While some of the developers’ larger tenants already provide pumping rooms for their employees, many of the smaller ones do not, and The Wing designed pumping rooms for these tenants specifically. They’re a perk for tenants just as much as they are for moms: Lactation rooms are important for companies because they help with retaining new mothers as employees.

“Employers who are increasingly more conscious of creating spaces for working women and for moms came to us as an authority on how to design those spaces,” says Audrey Gelman, CEO and cofounder of The Wing. The Two Trees rooms that Gorra and her team designed are very similar to what The Wing’s members have access to, though these don’t have a fridge because they’re not dedicated to any one office. The idea is that women will be able to come to the room from across the building and then take their milk back to their offices afterward.

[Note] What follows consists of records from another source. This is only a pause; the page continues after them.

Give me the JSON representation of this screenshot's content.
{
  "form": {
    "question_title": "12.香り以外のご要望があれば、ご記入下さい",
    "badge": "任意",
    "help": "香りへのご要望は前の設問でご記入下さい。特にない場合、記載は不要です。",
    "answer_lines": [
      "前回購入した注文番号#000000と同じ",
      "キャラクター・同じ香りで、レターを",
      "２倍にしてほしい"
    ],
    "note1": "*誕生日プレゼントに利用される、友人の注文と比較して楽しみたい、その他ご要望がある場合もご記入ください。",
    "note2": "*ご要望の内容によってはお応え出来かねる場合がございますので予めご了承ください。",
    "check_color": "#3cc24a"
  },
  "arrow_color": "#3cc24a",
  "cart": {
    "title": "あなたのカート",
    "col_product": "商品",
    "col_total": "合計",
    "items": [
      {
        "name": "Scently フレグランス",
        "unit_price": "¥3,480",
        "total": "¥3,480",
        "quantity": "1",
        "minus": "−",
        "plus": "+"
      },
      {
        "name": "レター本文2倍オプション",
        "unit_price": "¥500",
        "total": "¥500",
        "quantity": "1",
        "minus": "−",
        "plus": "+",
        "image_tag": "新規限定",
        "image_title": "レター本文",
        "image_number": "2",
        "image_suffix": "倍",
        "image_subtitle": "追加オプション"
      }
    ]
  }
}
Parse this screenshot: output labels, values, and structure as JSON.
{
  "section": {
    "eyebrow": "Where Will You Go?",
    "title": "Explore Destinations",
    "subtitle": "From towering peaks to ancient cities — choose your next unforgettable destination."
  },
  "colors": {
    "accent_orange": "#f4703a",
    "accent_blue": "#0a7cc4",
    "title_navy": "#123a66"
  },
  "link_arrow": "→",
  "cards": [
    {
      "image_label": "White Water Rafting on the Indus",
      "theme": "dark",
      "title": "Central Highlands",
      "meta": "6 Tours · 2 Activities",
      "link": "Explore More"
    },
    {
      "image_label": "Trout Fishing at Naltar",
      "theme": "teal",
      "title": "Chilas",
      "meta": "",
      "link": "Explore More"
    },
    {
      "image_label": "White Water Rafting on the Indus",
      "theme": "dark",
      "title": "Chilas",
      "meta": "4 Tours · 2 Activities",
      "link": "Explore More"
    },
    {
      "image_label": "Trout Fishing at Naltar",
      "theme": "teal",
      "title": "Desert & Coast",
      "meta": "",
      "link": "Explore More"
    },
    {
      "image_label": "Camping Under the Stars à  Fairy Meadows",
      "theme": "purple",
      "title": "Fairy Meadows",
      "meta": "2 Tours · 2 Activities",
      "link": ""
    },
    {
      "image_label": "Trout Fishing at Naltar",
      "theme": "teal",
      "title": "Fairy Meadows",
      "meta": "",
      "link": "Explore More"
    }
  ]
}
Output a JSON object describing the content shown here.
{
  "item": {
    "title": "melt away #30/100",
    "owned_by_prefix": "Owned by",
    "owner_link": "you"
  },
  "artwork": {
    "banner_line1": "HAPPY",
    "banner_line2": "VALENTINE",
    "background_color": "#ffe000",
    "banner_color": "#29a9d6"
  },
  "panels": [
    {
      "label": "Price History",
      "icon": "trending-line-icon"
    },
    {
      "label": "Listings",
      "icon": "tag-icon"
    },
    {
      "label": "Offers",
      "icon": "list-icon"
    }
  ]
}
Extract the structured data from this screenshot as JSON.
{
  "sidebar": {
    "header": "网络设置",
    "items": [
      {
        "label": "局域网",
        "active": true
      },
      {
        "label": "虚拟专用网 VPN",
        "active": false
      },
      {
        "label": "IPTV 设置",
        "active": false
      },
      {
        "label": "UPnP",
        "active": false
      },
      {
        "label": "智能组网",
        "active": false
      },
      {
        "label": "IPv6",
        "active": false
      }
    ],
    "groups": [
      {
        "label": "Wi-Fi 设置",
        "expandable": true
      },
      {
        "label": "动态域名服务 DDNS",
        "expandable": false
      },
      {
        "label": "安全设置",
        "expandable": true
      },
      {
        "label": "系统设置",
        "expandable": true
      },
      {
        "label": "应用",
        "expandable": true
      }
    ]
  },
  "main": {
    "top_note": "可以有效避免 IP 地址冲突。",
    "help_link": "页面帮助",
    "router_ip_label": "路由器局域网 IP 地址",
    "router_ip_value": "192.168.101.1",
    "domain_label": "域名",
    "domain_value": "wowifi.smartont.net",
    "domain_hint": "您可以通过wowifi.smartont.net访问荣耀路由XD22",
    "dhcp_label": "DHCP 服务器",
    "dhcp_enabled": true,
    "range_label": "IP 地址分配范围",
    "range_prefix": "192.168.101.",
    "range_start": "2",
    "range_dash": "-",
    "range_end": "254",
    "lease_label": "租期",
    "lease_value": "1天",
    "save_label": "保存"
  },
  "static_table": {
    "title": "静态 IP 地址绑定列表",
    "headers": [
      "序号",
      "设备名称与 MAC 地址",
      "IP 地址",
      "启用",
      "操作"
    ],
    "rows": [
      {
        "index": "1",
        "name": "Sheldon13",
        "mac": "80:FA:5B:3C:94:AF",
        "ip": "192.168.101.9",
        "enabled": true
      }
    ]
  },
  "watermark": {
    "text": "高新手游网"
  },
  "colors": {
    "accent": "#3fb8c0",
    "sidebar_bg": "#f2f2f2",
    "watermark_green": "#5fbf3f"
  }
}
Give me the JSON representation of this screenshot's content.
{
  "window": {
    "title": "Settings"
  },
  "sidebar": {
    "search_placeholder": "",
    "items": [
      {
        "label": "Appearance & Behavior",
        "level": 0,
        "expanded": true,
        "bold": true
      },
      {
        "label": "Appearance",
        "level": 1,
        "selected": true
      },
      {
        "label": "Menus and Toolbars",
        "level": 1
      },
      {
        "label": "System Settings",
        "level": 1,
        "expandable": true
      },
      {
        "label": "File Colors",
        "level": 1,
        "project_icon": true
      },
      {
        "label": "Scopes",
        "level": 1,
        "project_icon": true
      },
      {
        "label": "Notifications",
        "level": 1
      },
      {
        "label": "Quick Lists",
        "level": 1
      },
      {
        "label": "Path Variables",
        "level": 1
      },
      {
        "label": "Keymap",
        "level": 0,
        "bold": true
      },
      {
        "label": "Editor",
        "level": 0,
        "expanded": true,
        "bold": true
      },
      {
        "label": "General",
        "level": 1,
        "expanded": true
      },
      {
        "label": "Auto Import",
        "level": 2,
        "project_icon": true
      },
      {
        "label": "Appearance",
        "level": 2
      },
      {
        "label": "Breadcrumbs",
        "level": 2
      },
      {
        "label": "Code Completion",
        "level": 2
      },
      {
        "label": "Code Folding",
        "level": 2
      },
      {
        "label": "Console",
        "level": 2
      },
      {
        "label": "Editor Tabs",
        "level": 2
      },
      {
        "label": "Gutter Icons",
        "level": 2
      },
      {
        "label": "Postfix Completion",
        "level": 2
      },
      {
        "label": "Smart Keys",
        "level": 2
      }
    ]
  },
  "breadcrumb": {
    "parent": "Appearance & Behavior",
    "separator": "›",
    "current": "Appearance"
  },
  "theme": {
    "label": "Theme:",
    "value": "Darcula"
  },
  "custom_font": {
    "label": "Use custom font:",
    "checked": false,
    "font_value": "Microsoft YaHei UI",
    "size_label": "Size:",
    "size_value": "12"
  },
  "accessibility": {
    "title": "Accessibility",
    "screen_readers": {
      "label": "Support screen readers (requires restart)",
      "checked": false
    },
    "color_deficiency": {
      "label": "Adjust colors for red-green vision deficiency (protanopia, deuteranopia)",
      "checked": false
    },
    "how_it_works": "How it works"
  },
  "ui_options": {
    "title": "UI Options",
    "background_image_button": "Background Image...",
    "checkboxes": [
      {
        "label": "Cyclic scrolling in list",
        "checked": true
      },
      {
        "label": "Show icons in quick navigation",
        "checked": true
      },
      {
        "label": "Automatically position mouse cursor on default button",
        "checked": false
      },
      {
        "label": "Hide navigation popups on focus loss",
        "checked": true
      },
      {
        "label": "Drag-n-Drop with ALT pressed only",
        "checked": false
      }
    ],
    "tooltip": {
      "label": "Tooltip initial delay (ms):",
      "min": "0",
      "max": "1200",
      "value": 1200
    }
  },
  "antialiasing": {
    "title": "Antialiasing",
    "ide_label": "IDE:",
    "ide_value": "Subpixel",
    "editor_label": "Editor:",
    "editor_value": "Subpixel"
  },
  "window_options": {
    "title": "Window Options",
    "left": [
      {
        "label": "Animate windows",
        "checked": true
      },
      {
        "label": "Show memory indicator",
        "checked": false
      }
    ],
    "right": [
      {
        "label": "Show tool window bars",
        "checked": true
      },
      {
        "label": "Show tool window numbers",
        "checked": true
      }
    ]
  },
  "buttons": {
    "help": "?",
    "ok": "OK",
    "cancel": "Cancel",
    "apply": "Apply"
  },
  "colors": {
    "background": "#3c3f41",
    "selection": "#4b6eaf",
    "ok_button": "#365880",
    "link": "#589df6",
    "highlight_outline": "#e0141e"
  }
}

For Gelman, these Wing-branded rooms are a way to bring the company’s ethos outside the walls of its coworking spaces and into the broader corporate world. “For us, it’s an advancement of our mission to know you don’t have to be in a Wing space to have our philosophy in your work environment,” she says. Beyond being a great way to build the startup’s brand, the designs are probably good for recruitment too, give working women a taste of what membership at the exclusive club might be like.

Gelman says that there’s been a lot of interest in The Wing’s design services from other companies as well, and that means there are more projects like this in the works. These lactation rooms, combined with the custom furniture, are transforming The Wing into a bona fide design company.